A part un vague appel à l’union comme le font toutes les forces de gauche, une stratégie électorale floue

Déjà pourquoi a-t-il quitté si tard le PS ? « Ou tôt, sourit-il, c’est question de point de vue. Certains m’ont demandé pourquoi j’étais parti si tôt, mais moi je voulais partir pour qu’on ne me soupçonne pas de vouloir préparer le Congrès du PS. Je l’ai donc quitté mais sans inciter mes amis à le faire : le mouvement que nous créons, si cela devait être refaire la gauche du PS hors du PS cela n’avait aucun intérêt. (…) S’ils viennent je suis content, mais ce n’est pas le but ».

On l’a questionné sur sa récente alliance avec EELV au Conseil Régional d’IDF, lui demandant si c’était de l’opportunisme ou une tactique politique à long terme. « Il faut être cohérent politiquement : nous sommes un groupe socialiste à la région où il y a tout et son contraire. Certains s’opposent à la politique de Valérie Pécresse qui veut mettre des portiques à l’entrée des lycées. Mais ces mêmes ne voient aucun inconvénient à soutenir un projet de loi qui institue l’état d’urgence permanent. ». Pour l’instant donc ce n’est qu’un projet d’alliance pour les élections municipales de 2020.

Le PS avait ce problème de non seulement se dire de gauche, même après 5 ans de gouvernement, mais pire encore de dire être la gauche (la seule et unique). Vérifions que M. Hamon n’a pas le même problème. « Je n’ai pas le monopole de la gauche, je ne le revendique pas. Je n’ai aucune ambition hégémonique : il y a eu une élection présidentielle, qui a eu un verdict, et Mélenchon et Macron étaient devant moi. » déclare-t-il. « La gauche est plurielle mais nous devons la rassembler pour reconquérir un jour le pouvoir, si c’est ce qui nous intéresse. Mais si je n’ai pas le monopole, je ne prétends pas non plus que le mouvement que nous portons couvre tout : nous sommes le croisement de l’écologie politique et du mouvement ouvrier socialiste traditionnel ».

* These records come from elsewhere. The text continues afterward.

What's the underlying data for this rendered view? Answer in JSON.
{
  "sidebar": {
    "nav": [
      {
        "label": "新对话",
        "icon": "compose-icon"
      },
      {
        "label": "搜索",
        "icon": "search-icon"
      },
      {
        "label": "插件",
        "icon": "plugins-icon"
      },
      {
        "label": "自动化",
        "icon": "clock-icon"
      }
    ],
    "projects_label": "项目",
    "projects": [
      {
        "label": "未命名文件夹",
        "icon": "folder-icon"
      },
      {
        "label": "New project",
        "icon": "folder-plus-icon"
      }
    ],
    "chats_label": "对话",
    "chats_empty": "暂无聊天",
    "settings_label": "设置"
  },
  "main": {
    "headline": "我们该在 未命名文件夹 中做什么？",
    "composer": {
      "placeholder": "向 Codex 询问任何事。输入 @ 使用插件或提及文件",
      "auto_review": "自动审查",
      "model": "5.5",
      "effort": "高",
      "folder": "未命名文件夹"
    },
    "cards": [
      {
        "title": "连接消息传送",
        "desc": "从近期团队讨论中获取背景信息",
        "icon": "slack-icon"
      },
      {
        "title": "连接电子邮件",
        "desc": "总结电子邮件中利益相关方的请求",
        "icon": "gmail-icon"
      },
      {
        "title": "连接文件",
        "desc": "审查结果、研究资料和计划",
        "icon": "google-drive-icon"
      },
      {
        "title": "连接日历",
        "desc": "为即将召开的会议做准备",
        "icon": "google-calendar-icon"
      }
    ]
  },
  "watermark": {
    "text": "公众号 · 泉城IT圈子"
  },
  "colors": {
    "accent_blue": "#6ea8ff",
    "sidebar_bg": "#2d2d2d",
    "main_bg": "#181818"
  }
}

Sur le terrain : « Quand on me demande pourquoi je suis allé manifester le 23 septembre [manifestation organisée par le France Insoumise contre le Coup d’État social], c’est parce que je suis contre les ordonnances. Je ne vais pas aller en manif un coup non un coup oui ! Mélenchon a un mauvais caractère ? C’est le cas, mais on s’en moque, et en plus c’est Valls qui le dit. ». Il continue : « Je ne vais pas résumer mon rapport à Jean-Luc à son caractère, sinon en politique je ne parlerais pas avec grand monde, plus on se rapproche du pouvoir plus les traits de caractère sont marqués. ».

A la fin de la conférence, une étudiante l’interpelle, et merci à elle de poser une question que nous lui aurions posée si nous avions eu plus de temps : « Serez-vous candidat à la présidentielle de 2022 ? ». Il prend le temps de réfléchir, et finalement lâche : « on verra en 2021 ». Cela veut probablement dire « oui ».